Ramazan Anadoluda dolu dolu yaşanıyor. Anadolunun serhat şehri olan Kilis de bu kapsamdadır. Günün her vaktinde Ramazanın bir başka güzelliğini yaşamanız mümkündür Kiliste. Ramazan ve Kilis yan yana geldiğinde hemen sela hatıra gelir. Çünkü her fırsatta minarelerden Peygamberimiz Efendimize methiyeler dizilir .
Şahidim arz u semâdır bütün ecrâmiyle,
Aşıkım sıdk ile ben Hazret-i Şâh-ı Rusûle,
Yaksa da âh-ı derûnum beni bu hasret ile,
Tâkati yok dilimin halimi takrîre bile,
Ey bâd-ı sabâ uğrarsa yolun semt-i Haremeyne,
Tazimimi arzeyle Rasûlüs Sakaleyne!..
Çocukluk yıllarımızda minarelere çıkıp, müezzin efendinin okuduğu kasidelerin, nat-ı şeriflerin ardından amin amin diye bağırmamız hala kulaklarımızda çınlar.
Sahur vakti minarelerden gelen sela sesleri ile Kilis halkı sahura kalkar.
Bu günahkâr gidişin son demi bilmem ne olacak?
Gelecek bir gün ecel, kâse-i ömrün dolacak,
Yevme lâ yenfeûda her kişi râhın bulacak,
Aman ey Kân-ı Kerem, yok elimden tutacak,
Ey bâd-ı sabâ uğrarsa yolun semt-i Haremeyne,
Tazimimi arzeyle Rasûlüs Sakaleyne!..
Müezzinin yanık sesi ile Peygamberimizin gönüllerdeki aşkı tazelenir
Hanımlar sahura her zaman daha erken kalkarlar. Beyleri ve çocukları için yemekler hazırlar, çay demlerler. Sahur için özel kahkeler sofrada yerini almıştır bile. Bütün aile fertleri sofranın başında yerini alır ve ezan okununcaya kadar sohbet, muhabbet ve yemek faslı devam eder. Ezanın okunması ile birlikte camilere gidilir ve cüz sürülür.

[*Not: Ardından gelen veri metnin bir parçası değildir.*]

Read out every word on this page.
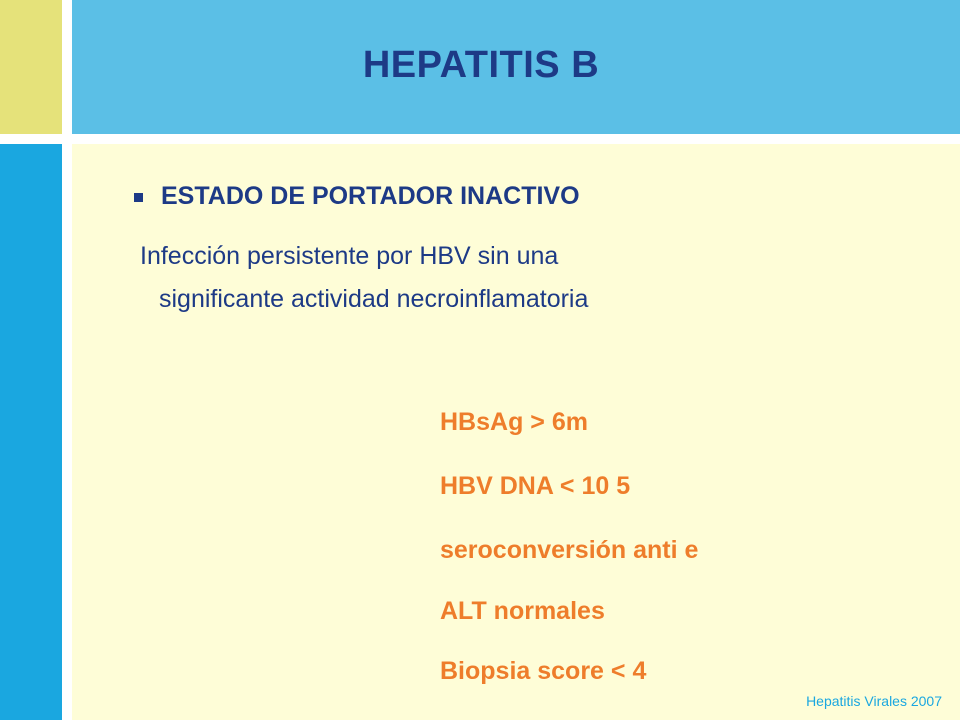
HEPATITIS B
ESTADO DE PORTADOR INACTIVO
Infección persistente por HBV sin una
significante actividad necroinflamatoria
HBsAg > 6m
HBV DNA < 10 5
seroconversión anti e
ALT normales
Biopsia score < 4
Hepatitis Virales 2007
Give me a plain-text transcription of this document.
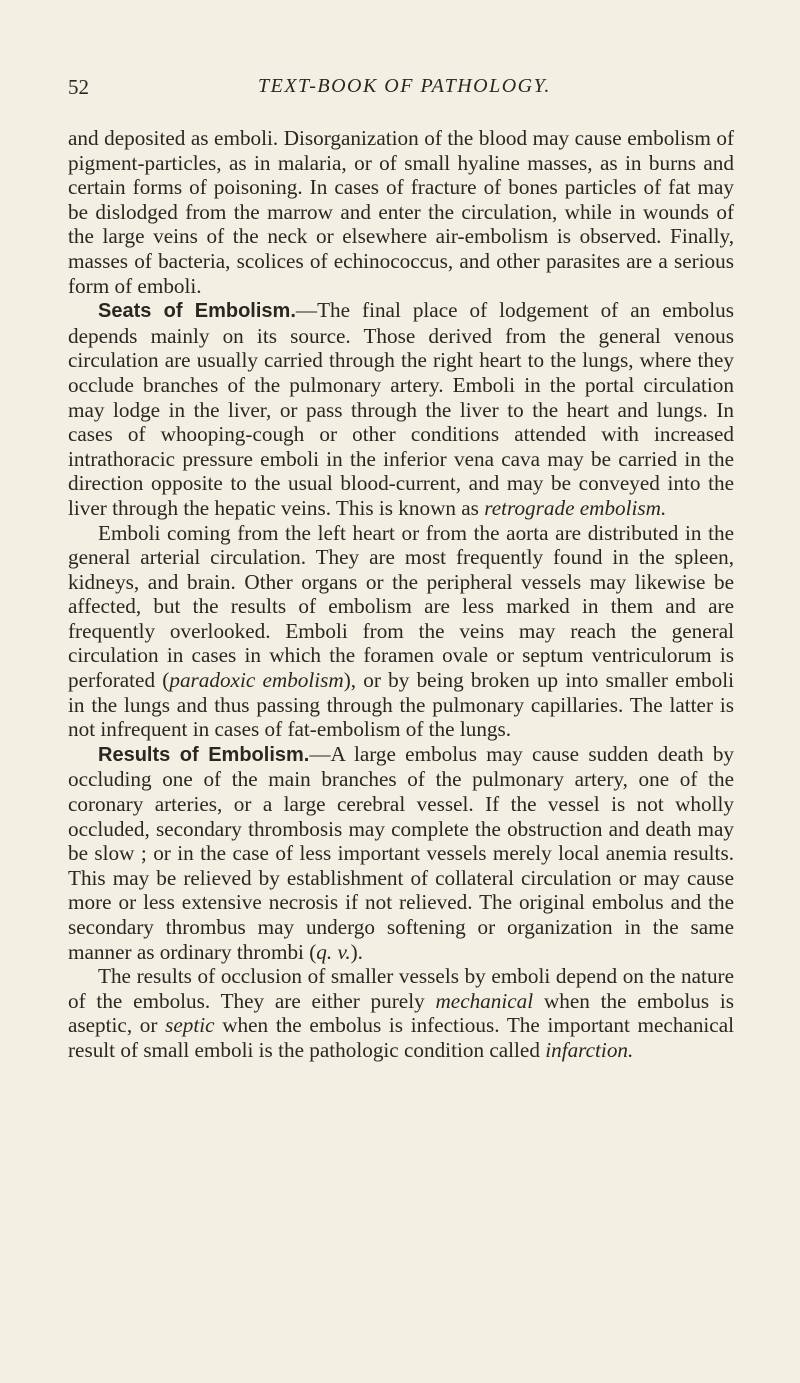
52	TEXT-BOOK OF PATHOLOGY.

and deposited as emboli. Disorganization of the blood may cause embolism of pigment-particles, as in malaria, or of small hyaline masses, as in burns and certain forms of poisoning. In cases of fracture of bones particles of fat may be dislodged from the marrow and enter the circulation, while in wounds of the large veins of the neck or elsewhere air-embolism is observed. Finally, masses of bacteria, scolices of echinococcus, and other parasites are a serious form of emboli.

Seats of Embolism.—The final place of lodgement of an embolus depends mainly on its source. Those derived from the general venous circulation are usually carried through the right heart to the lungs, where they occlude branches of the pulmonary artery. Emboli in the portal circulation may lodge in the liver, or pass through the liver to the heart and lungs. In cases of whooping-cough or other conditions attended with increased intrathoracic pressure emboli in the inferior vena cava may be carried in the direction opposite to the usual blood-current, and may be conveyed into the liver through the hepatic veins. This is known as retrograde embolism.

Emboli coming from the left heart or from the aorta are distributed in the general arterial circulation. They are most frequently found in the spleen, kidneys, and brain. Other organs or the peripheral vessels may likewise be affected, but the results of embolism are less marked in them and are frequently overlooked. Emboli from the veins may reach the general circulation in cases in which the foramen ovale or septum ventriculorum is perforated (paradoxic embolism), or by being broken up into smaller emboli in the lungs and thus passing through the pulmonary capillaries. The latter is not infrequent in cases of fat-embolism of the lungs.

Results of Embolism.—A large embolus may cause sudden death by occluding one of the main branches of the pulmonary artery, one of the coronary arteries, or a large cerebral vessel. If the vessel is not wholly occluded, secondary thrombosis may complete the obstruction and death may be slow ; or in the case of less important vessels merely local anemia results. This may be relieved by establishment of collateral circulation or may cause more or less extensive necrosis if not relieved. The original embolus and the secondary thrombus may undergo softening or organization in the same manner as ordinary thrombi (q. v.).

The results of occlusion of smaller vessels by emboli depend on the nature of the embolus. They are either purely mechanical when the embolus is aseptic, or septic when the embolus is infectious. The important mechanical result of small emboli is the pathologic condition called infarction.
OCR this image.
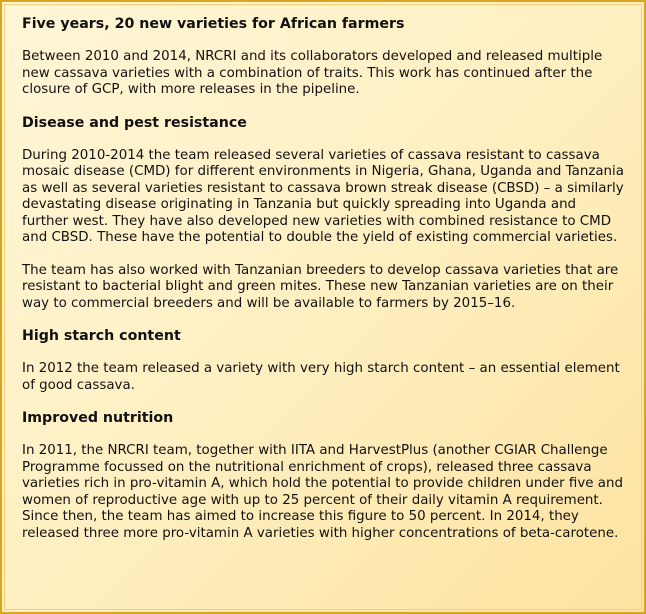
Five years, 20 new varieties for African farmers

Between 2010 and 2014, NRCRI and its collaborators developed and released multiple new cassava varieties with a combination of traits. This work has continued after the closure of GCP, with more releases in the pipeline.

Disease and pest resistance

During 2010-2014 the team released several varieties of cassava resistant to cassava mosaic disease (CMD) for different environments in Nigeria, Ghana, Uganda and Tanzania as well as several varieties resistant to cassava brown streak disease (CBSD) – a similarly devastating disease originating in Tanzania but quickly spreading into Uganda and further west. They have also developed new varieties with combined resistance to CMD and CBSD. These have the potential to double the yield of existing commercial varieties.

The team has also worked with Tanzanian breeders to develop cassava varieties that are resistant to bacterial blight and green mites. These new Tanzanian varieties are on their way to commercial breeders and will be available to farmers by 2015–16.

High starch content

In 2012 the team released a variety with very high starch content – an essential element of good cassava.

Improved nutrition

In 2011, the NRCRI team, together with IITA and HarvestPlus (another CGIAR Challenge Programme focussed on the nutritional enrichment of crops), released three cassava varieties rich in pro-vitamin A, which hold the potential to provide children under five and women of reproductive age with up to 25 percent of their daily vitamin A requirement. Since then, the team has aimed to increase this figure to 50 percent. In 2014, they released three more pro-vitamin A varieties with higher concentrations of beta-carotene.
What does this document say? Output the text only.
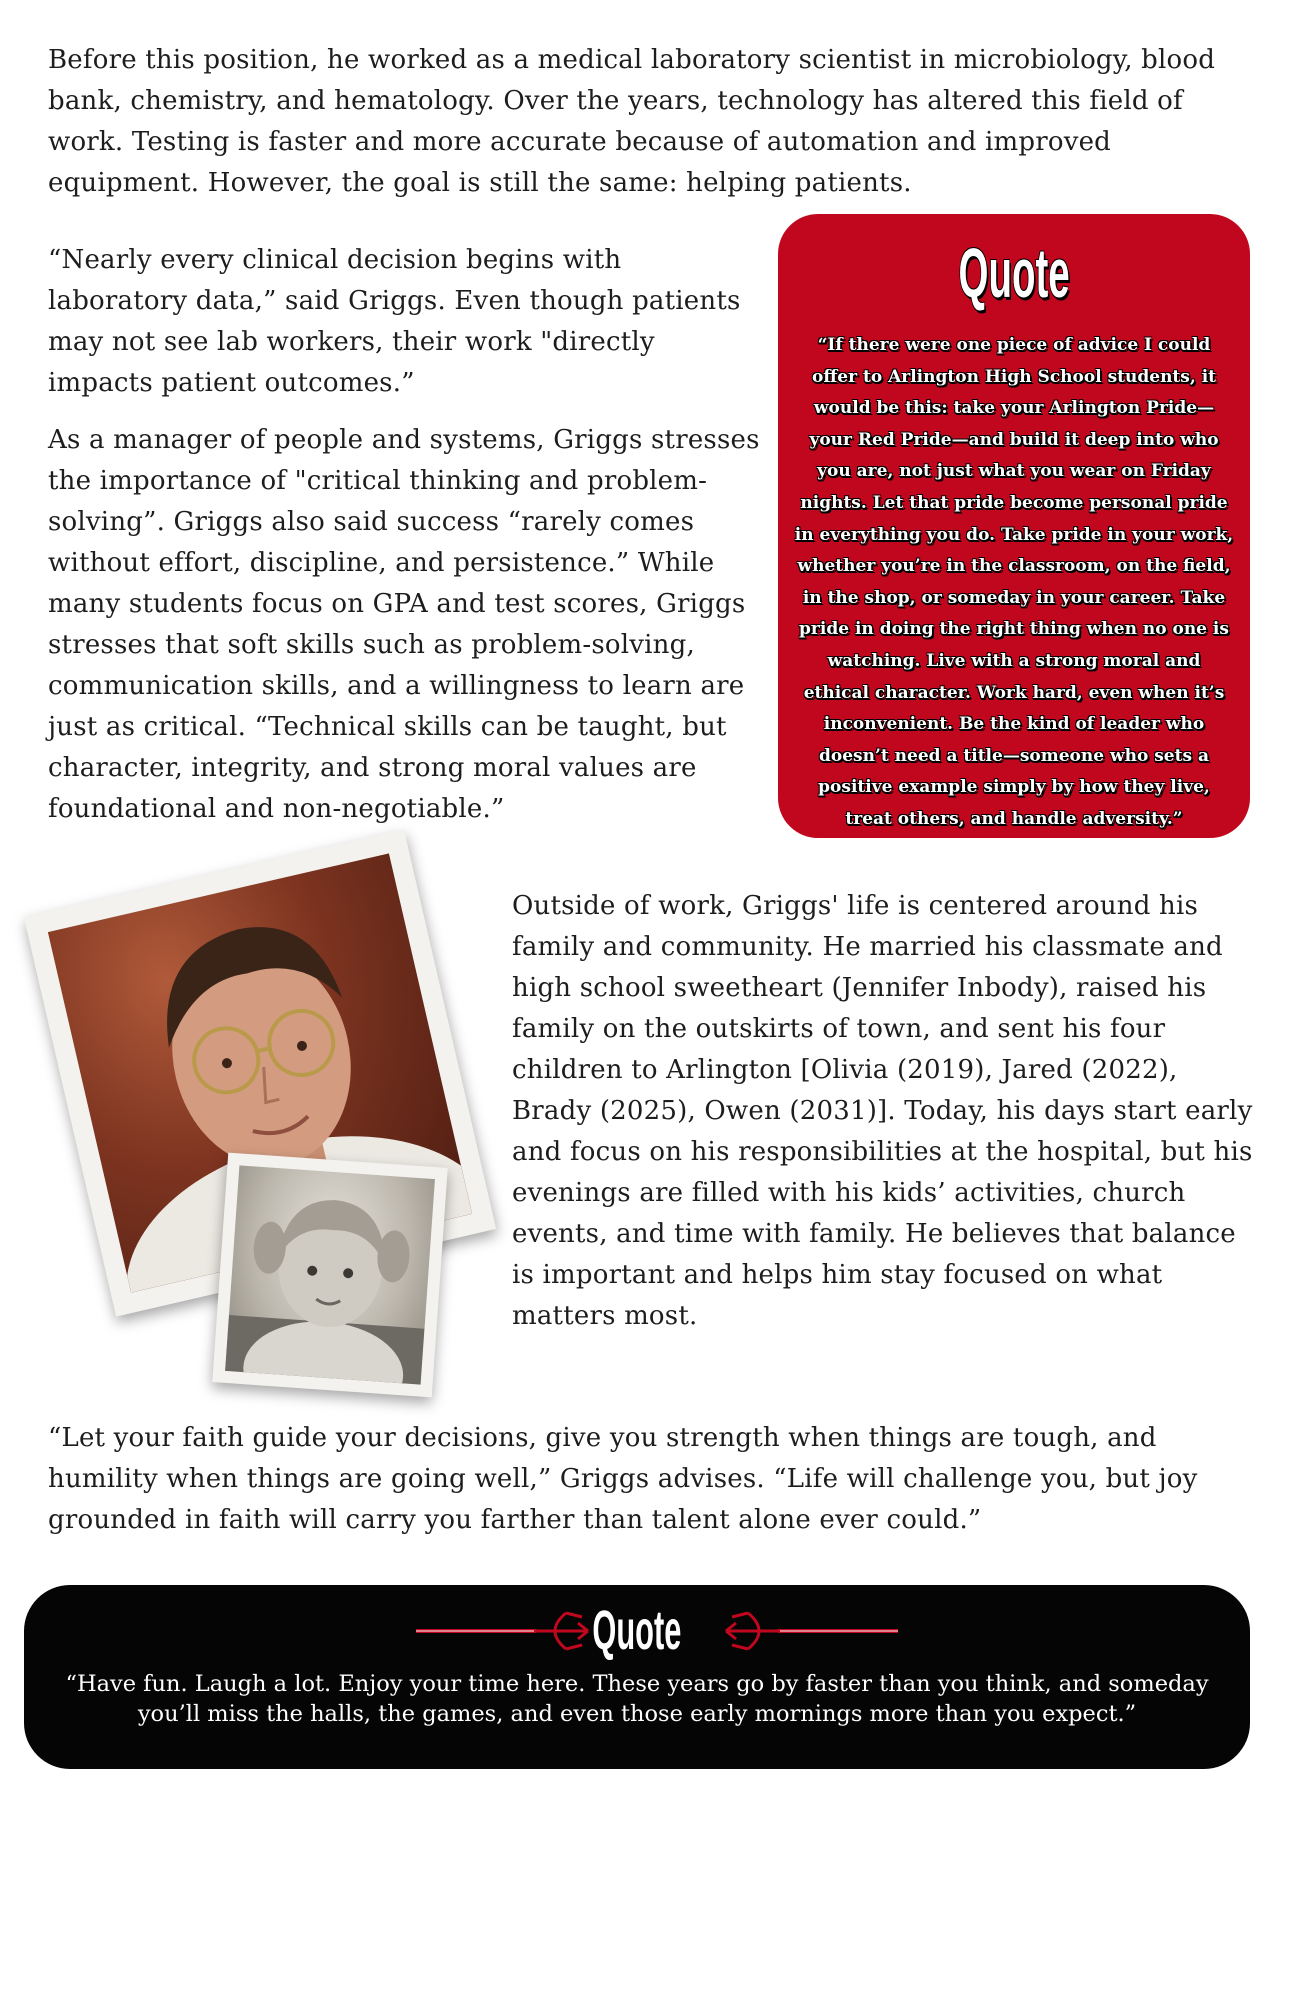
Before this position, he worked as a medical laboratory scientist in microbiology, blood bank, chemistry, and hematology. Over the years, technology has altered this field of work. Testing is faster and more accurate because of automation and improved equipment. However, the goal is still the same: helping patients.

“Nearly every clinical decision begins with laboratory data,” said Griggs. Even though patients may not see lab workers, their work "directly impacts patient outcomes.”

As a manager of people and systems, Griggs stresses the importance of "critical thinking and problem-solving”. Griggs also said success “rarely comes without effort, discipline, and persistence.” While many students focus on GPA and test scores, Griggs stresses that soft skills such as problem-solving, communication skills, and a willingness to learn are just as critical. “Technical skills can be taught, but character, integrity, and strong moral values are foundational and non-negotiable.”

Quote

“If there were one piece of advice I could offer to Arlington High School students, it would be this: take your Arlington Pride—your Red Pride—and build it deep into who you are, not just what you wear on Friday nights. Let that pride become personal pride in everything you do. Take pride in your work, whether you’re in the classroom, on the field, in the shop, or someday in your career. Take pride in doing the right thing when no one is watching. Live with a strong moral and ethical character. Work hard, even when it’s inconvenient. Be the kind of leader who doesn’t need a title—someone who sets a positive example simply by how they live, treat others, and handle adversity.”

Outside of work, Griggs' life is centered around his family and community. He married his classmate and high school sweetheart (Jennifer Inbody), raised his family on the outskirts of town, and sent his four children to Arlington [Olivia (2019), Jared (2022), Brady (2025), Owen (2031)]. Today, his days start early and focus on his responsibilities at the hospital, but his evenings are filled with his kids’ activities, church events, and time with family. He believes that balance is important and helps him stay focused on what matters most.

“Let your faith guide your decisions, give you strength when things are tough, and humility when things are going well,” Griggs advises. “Life will challenge you, but joy grounded in faith will carry you farther than talent alone ever could.”

Quote

“Have fun. Laugh a lot. Enjoy your time here. These years go by faster than you think, and someday you’ll miss the halls, the games, and even those early mornings more than you expect.”
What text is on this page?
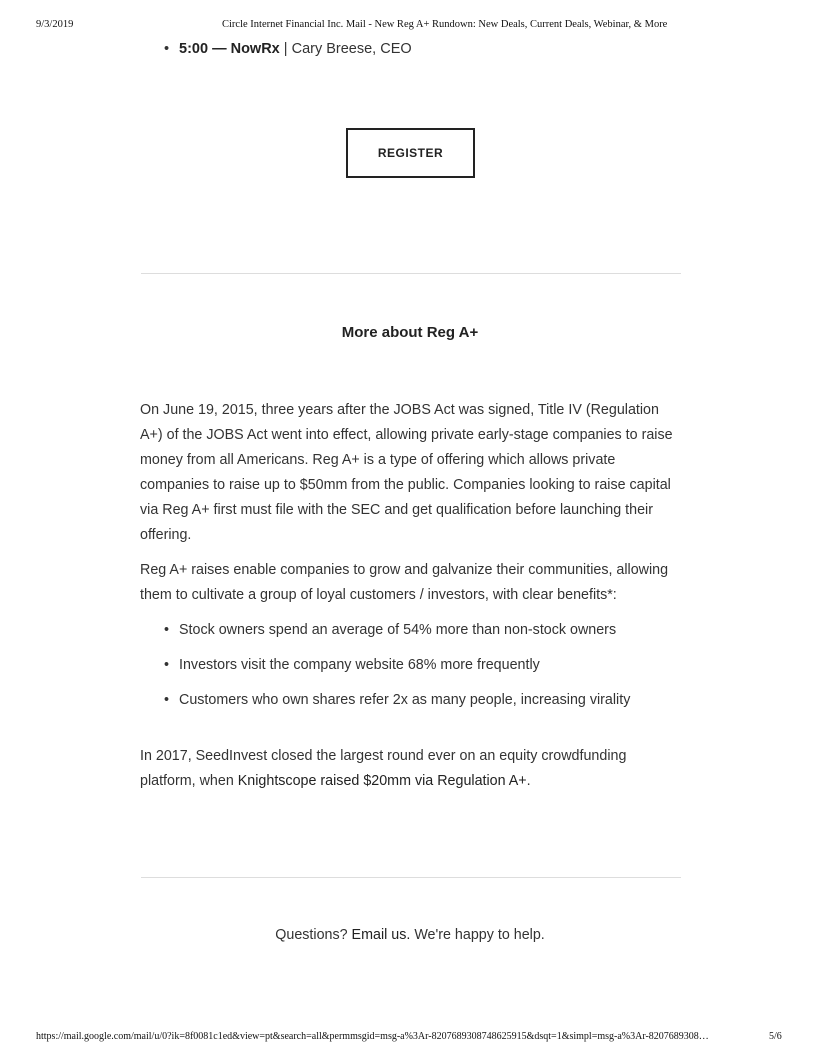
9/3/2019	Circle Internet Financial Inc. Mail - New Reg A+ Rundown: New Deals, Current Deals, Webinar, & More

• 5:00 — NowRx | Cary Breese, CEO

REGISTER
More about Reg A+

On June 19, 2015, three years after the JOBS Act was signed, Title IV (Regulation A+) of the JOBS Act went into effect, allowing private early-stage companies to raise money from all Americans. Reg A+ is a type of offering which allows private companies to raise up to $50mm from the public. Companies looking to raise capital via Reg A+ first must file with the SEC and get qualification before launching their offering.

Reg A+ raises enable companies to grow and galvanize their communities, allowing them to cultivate a group of loyal customers / investors, with clear benefits*:

• Stock owners spend an average of 54% more than non-stock owners
• Investors visit the company website 68% more frequently
• Customers who own shares refer 2x as many people, increasing virality

In 2017, SeedInvest closed the largest round ever on an equity crowdfunding platform, when Knightscope raised $20mm via Regulation A+.

Questions? Email us. We're happy to help.

https://mail.google.com/mail/u/0?ik=8f0081c1ed&view=pt&search=all&permmsgid=msg-a%3Ar-8207689308748625915&dsqt=1&simpl=msg-a%3Ar-8207689308…	5/6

Gün içinde herkes işinde gücündedir. Eli iştedir, ama gönlü iftar hazırlığındadır. Misafir çağıracaktır veya bir misafirliğe gidecektir.
İftar yaklaştığında etrafı bir telaş kaplar. Alışverişini yapan, meyan şerbetini alan herkes evinin yolunu tutar. Bir anda etraf yoğunlaşmıştır. Trafik tıkanmıştır, insanlar çabuk çabuk yürümektedir, genellikle de ellerinde yiyecek malzemeleri vardır. Ezan okunmadan yemek sofrasındaki yerini almanın heyecanı yaşanır.
İftar vakti caddeler ve sokaklar bir anda sakinleşse de hemen akabinde yeniden şehre bir hareket ve canlılık gelir. Bu defa kadınıyla erkeğiyle; çoluğuyla, çocuğuyla sağa sola kaçışan insanlar doldurur şehri. Bir an önce camiye gitmek ve teravihini rahat kılacak bir yer tutmak için gayretlidir. Yemeğini yiyen, çayını içenler soluğu camilerde alırlar. Teravih öncesinde de minarelerden gelen kaside sesleri gönüllerimizi doldurur.
Hâkine sürmek için ne yüzüm ne imkânım var...
Tahsis-i şefaat kebâir ehline, imanım var...
Ancak beni kurtaracak bir ulu sultanım var...
Aman ey Kân-ı Şefâat, pek büyük isyanım var...
Ey bâd-ı sabâ uğrarsa yolun semt-i Haremeyne,
Tazimimi arzeyle Rasûlüs Sakaleyne!..
Tabii camiye erken gelip de boş durmak olur mu? Olmaz tabii. Kuran-ı Kerim okunur, Hatm-i Şerif yetiştirilmeye gayret edilir, varsa kaza namazları kılınır, yoksa nafile namaz kılınarak ibadetin engin ufuklarında huzur bulunur. Teravih kılmak için camileri gezmek de adettir Kiliste. Her gece bir camide namaz eda edilir. Namazın bitiminde hanımlar evlere giderken, beyler tatlıcı dükkânlarında kemali afiyetle birbirlerine ziyafet çekerler.
Bayram yaklaştıkça her Kilis evinde gerebiç yapma seferberliği vardır. Bazen komşular, bazen da akrabalar bir araya gelerek nefis Kilis gerebici yaparlar. Bayramda gelecek misafirlere sunulacak değişmez ikramdır gerebiç.
Sizinde yolunuz Kilise düştüğünde mutlaka bu ziyafetlerden istifade edin.